Um wie viel sind die Baukosten in Österreich 2026 gestiegen?
Der Baupreisindex der Statistik Austria lag im zweiten Quartal 2026 bei 104,9 Punkten, plus 4,9 Prozent gegenüber dem Vorjahresquartal. Im Hochbau betrug der Anstieg 3,6 Prozent, im Tiefbau 7,0 Prozent und im Straßenbau 7,5 Prozent.
Wie viele Mietwohnungen entstehen 2026 in Wien?
Nach dem EHL-Marktupdate werden für das Gesamtjahr 2026 rund 2.570 freifinanzierte und rund 2.280 geförderte Mietwohnungen erwartet. Die Mieten stiegen im ersten Halbjahr in allen großen Segmenten über der Inflationsrate.
Steigen oder fallen die Immobilienpreise in Deutschland?
Beides, je nach Assetklasse. Der vdp-Immobilienpreisindex für das zweite Quartal 2026 weist Wohnimmobilien mit plus 1,9 Prozent aus, Büroimmobilien mit minus 1,2 Prozent und Einzelhandel mit minus 0,2 Prozent – der erste Gewerberückgang auf Jahressicht nach fünf Quartalen im Plus.
Gibt es in der Schweiz eine Immobilienblase?
Der UBS Swiss Real Estate Bubble Index stieg im zweiten Quartal 2026 auf 0,72 Punkte und damit das sechste Quartal in Folge. UBS stuft das Risiko weiterhin als „moderat" ein; als erhöht gilt es erst ab einem Indexwert von 1,0.

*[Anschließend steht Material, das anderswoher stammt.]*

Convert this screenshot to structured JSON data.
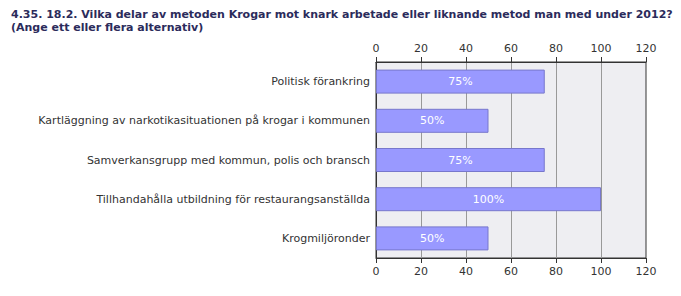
{
  "chart_data": {
    "type": "bar",
    "orientation": "horizontal",
    "title": "4.35. 18.2. Vilka delar av metoden Krogar mot knark arbetade eller liknande metod man med under 2012?",
    "subtitle": "(Ange ett eller flera alternativ)",
    "categories": [
      "Politisk förankring",
      "Kartläggning av narkotikasituationen på krogar i kommunen",
      "Samverkansgrupp med kommun, polis och bransch",
      "Tillhandahålla utbildning för restaurangsanställda",
      "Krogmiljöronder"
    ],
    "values": [
      75,
      50,
      75,
      100,
      50
    ],
    "value_labels": [
      "75%",
      "50%",
      "75%",
      "100%",
      "50%"
    ],
    "data_labels": true,
    "color": "#9999ff",
    "xlim": [
      0,
      120
    ],
    "xticks": [
      0,
      20,
      40,
      60,
      80,
      100,
      120
    ],
    "grid": true
  }
}
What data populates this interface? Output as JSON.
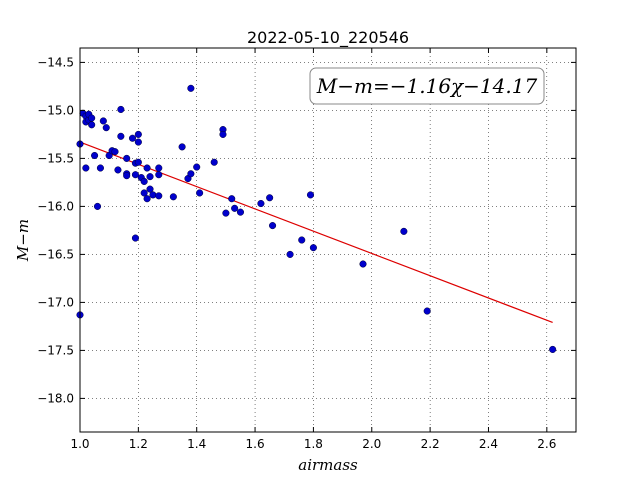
{
  "chart_data": {
    "type": "scatter",
    "title": "2022-05-10_220546",
    "xlabel": "airmass",
    "ylabel": "M−m",
    "xlim": [
      1.0,
      2.7
    ],
    "ylim": [
      -18.35,
      -14.35
    ],
    "y_inverted": true,
    "grid": true,
    "x_ticks": [
      1.0,
      1.2,
      1.4,
      1.6,
      1.8,
      2.0,
      2.2,
      2.4,
      2.6
    ],
    "x_tick_labels": [
      "1.0",
      "1.2",
      "1.4",
      "1.6",
      "1.8",
      "2.0",
      "2.2",
      "2.4",
      "2.6"
    ],
    "y_ticks": [
      -14.5,
      -15.0,
      -15.5,
      -16.0,
      -16.5,
      -17.0,
      -17.5,
      -18.0
    ],
    "y_tick_labels": [
      "−14.5",
      "−15.0",
      "−15.5",
      "−16.0",
      "−16.5",
      "−17.0",
      "−17.5",
      "−18.0"
    ],
    "annotation": "M−m=−1.16χ−14.17",
    "point_color": "#0000cc",
    "line_color": "#dd0000",
    "fit": {
      "slope": -1.16,
      "intercept": -14.17,
      "x_range": [
        1.0,
        2.62
      ]
    },
    "points": [
      {
        "x": 1.0,
        "y": -15.35
      },
      {
        "x": 1.0,
        "y": -17.13
      },
      {
        "x": 1.01,
        "y": -15.03
      },
      {
        "x": 1.02,
        "y": -15.06
      },
      {
        "x": 1.02,
        "y": -15.12
      },
      {
        "x": 1.03,
        "y": -15.1
      },
      {
        "x": 1.03,
        "y": -15.04
      },
      {
        "x": 1.04,
        "y": -15.08
      },
      {
        "x": 1.04,
        "y": -15.15
      },
      {
        "x": 1.02,
        "y": -15.6
      },
      {
        "x": 1.05,
        "y": -15.47
      },
      {
        "x": 1.06,
        "y": -16.0
      },
      {
        "x": 1.07,
        "y": -15.6
      },
      {
        "x": 1.08,
        "y": -15.11
      },
      {
        "x": 1.09,
        "y": -15.18
      },
      {
        "x": 1.1,
        "y": -15.47
      },
      {
        "x": 1.11,
        "y": -15.42
      },
      {
        "x": 1.12,
        "y": -15.43
      },
      {
        "x": 1.13,
        "y": -15.62
      },
      {
        "x": 1.14,
        "y": -14.99
      },
      {
        "x": 1.14,
        "y": -15.27
      },
      {
        "x": 1.16,
        "y": -15.5
      },
      {
        "x": 1.16,
        "y": -15.66
      },
      {
        "x": 1.16,
        "y": -15.68
      },
      {
        "x": 1.18,
        "y": -15.29
      },
      {
        "x": 1.19,
        "y": -15.55
      },
      {
        "x": 1.19,
        "y": -15.67
      },
      {
        "x": 1.19,
        "y": -16.33
      },
      {
        "x": 1.2,
        "y": -15.25
      },
      {
        "x": 1.2,
        "y": -15.33
      },
      {
        "x": 1.2,
        "y": -15.54
      },
      {
        "x": 1.21,
        "y": -15.7
      },
      {
        "x": 1.22,
        "y": -15.74
      },
      {
        "x": 1.22,
        "y": -15.86
      },
      {
        "x": 1.23,
        "y": -15.6
      },
      {
        "x": 1.23,
        "y": -15.92
      },
      {
        "x": 1.24,
        "y": -15.69
      },
      {
        "x": 1.24,
        "y": -15.82
      },
      {
        "x": 1.25,
        "y": -15.88
      },
      {
        "x": 1.27,
        "y": -15.6
      },
      {
        "x": 1.27,
        "y": -15.67
      },
      {
        "x": 1.27,
        "y": -15.89
      },
      {
        "x": 1.32,
        "y": -15.9
      },
      {
        "x": 1.35,
        "y": -15.38
      },
      {
        "x": 1.37,
        "y": -15.71
      },
      {
        "x": 1.38,
        "y": -15.66
      },
      {
        "x": 1.38,
        "y": -14.77
      },
      {
        "x": 1.4,
        "y": -15.59
      },
      {
        "x": 1.41,
        "y": -15.86
      },
      {
        "x": 1.46,
        "y": -15.54
      },
      {
        "x": 1.49,
        "y": -15.2
      },
      {
        "x": 1.49,
        "y": -15.25
      },
      {
        "x": 1.5,
        "y": -16.07
      },
      {
        "x": 1.52,
        "y": -15.92
      },
      {
        "x": 1.53,
        "y": -16.02
      },
      {
        "x": 1.55,
        "y": -16.06
      },
      {
        "x": 1.62,
        "y": -15.97
      },
      {
        "x": 1.65,
        "y": -15.91
      },
      {
        "x": 1.66,
        "y": -16.2
      },
      {
        "x": 1.72,
        "y": -16.5
      },
      {
        "x": 1.76,
        "y": -16.35
      },
      {
        "x": 1.79,
        "y": -15.88
      },
      {
        "x": 1.8,
        "y": -16.43
      },
      {
        "x": 1.97,
        "y": -16.6
      },
      {
        "x": 2.11,
        "y": -16.26
      },
      {
        "x": 2.19,
        "y": -17.09
      },
      {
        "x": 2.62,
        "y": -17.49
      }
    ]
  }
}
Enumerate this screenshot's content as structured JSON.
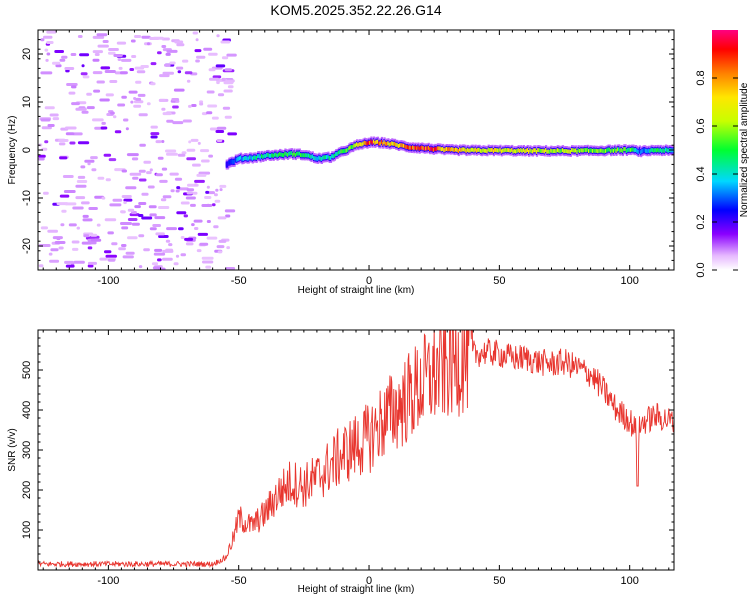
{
  "title": "KOM5.2025.352.22.26.G14",
  "chart_data": [
    {
      "type": "heatmap",
      "xlabel": "Height of straight line (km)",
      "ylabel": "Frequency (Hz)",
      "xlim": [
        -127,
        117
      ],
      "ylim": [
        -25,
        25
      ],
      "xticks": [
        -100,
        -50,
        0,
        50,
        100
      ],
      "yticks": [
        -20,
        -10,
        0,
        10,
        20
      ],
      "ridge": {
        "x": [
          -55,
          -50,
          -45,
          -40,
          -35,
          -30,
          -25,
          -20,
          -15,
          -10,
          -5,
          0,
          5,
          10,
          15,
          20,
          25,
          30,
          40,
          50,
          60,
          70,
          80,
          90,
          100,
          104,
          110,
          117
        ],
        "freq": [
          -3,
          -1.8,
          -1.6,
          -1.2,
          -1.0,
          -0.8,
          -1.0,
          -1.8,
          -1.5,
          -0.2,
          1.0,
          1.6,
          1.5,
          1.1,
          0.6,
          0.4,
          0.2,
          0.0,
          -0.1,
          -0.1,
          -0.2,
          -0.2,
          -0.2,
          -0.1,
          0.0,
          -0.3,
          0.0,
          -0.2
        ],
        "amplitude": [
          0.2,
          0.35,
          0.4,
          0.45,
          0.45,
          0.5,
          0.45,
          0.4,
          0.45,
          0.5,
          0.6,
          0.9,
          0.75,
          0.7,
          0.8,
          0.85,
          0.85,
          0.75,
          0.7,
          0.65,
          0.65,
          0.6,
          0.6,
          0.55,
          0.5,
          0.3,
          0.45,
          0.4
        ]
      },
      "noise_region": [
        -127,
        -60
      ],
      "colorbar": {
        "label": "Normalized spectral amplitude",
        "range": [
          0,
          1
        ],
        "ticks": [
          0.0,
          0.2,
          0.4,
          0.6,
          0.8
        ],
        "tick_labels": [
          "0.0",
          "0.2",
          "0.4",
          "0.6",
          "0.8"
        ]
      }
    },
    {
      "type": "line",
      "xlabel": "Height of straight line (km)",
      "ylabel": "SNR (v/v)",
      "xlim": [
        -127,
        117
      ],
      "ylim": [
        0,
        600
      ],
      "xticks": [
        -100,
        -50,
        0,
        50,
        100
      ],
      "yticks": [
        100,
        200,
        300,
        400,
        500
      ],
      "color": "#e8352e",
      "envelope": {
        "x": [
          -127,
          -60,
          -55,
          -52,
          -50,
          -45,
          -40,
          -35,
          -30,
          -25,
          -20,
          -15,
          -10,
          -5,
          0,
          5,
          10,
          15,
          20,
          25,
          30,
          35,
          40,
          45,
          50,
          55,
          60,
          65,
          70,
          75,
          80,
          85,
          90,
          95,
          100,
          103,
          105,
          110,
          117
        ],
        "y": [
          15,
          15,
          30,
          80,
          130,
          110,
          140,
          190,
          220,
          210,
          230,
          260,
          290,
          310,
          330,
          370,
          400,
          430,
          460,
          490,
          510,
          530,
          540,
          545,
          540,
          530,
          530,
          520,
          515,
          520,
          505,
          490,
          450,
          400,
          375,
          340,
          370,
          385,
          370
        ]
      }
    }
  ]
}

Welche Immobilienstudien sind im Sommer 2026 erschienen?
Die zehn wichtigsten sind in der Übersichtstabelle oben aufgeführt – von CBRE, EHL, Statistik Austria, vdp, empirica, JLL, Destatis, Deutsche Hypo, UBS und Raiffeisen, jeweils mit Datum und Kernzahl.
Zur Auswahl
Berücksichtigt wurden Studien, Indizes und Marktberichte mit eigener Datenbasis, die zwischen 20. Juni und 19. August 2026 von einem namentlich benannten Herausgeber veröffentlicht wurden und deren Methodik nachvollziehbar ist. Reine Unternehmensmeldungen und Whitepaper ohne Datengrundlage blieben außen vor. Bei mehreren Berichten eines Hauses im Zeitraum wurde der jeweils marktbreiteste ausgewählt, ergänzende Berichte sind im Fließtext erwähnt.
Alle Zahlen nach Angaben der jeweiligen Herausgeber. Die empirica-Detaildaten sind kostenpflichtig, einzelne EHL-Berichte nur nach Registrierung verfügbar. Die PDF-Links von Fahrländer Partner und UBS zeigen jeweils die aktuellste Ausgabe und werden mit der nächsten Publikation überschrieben.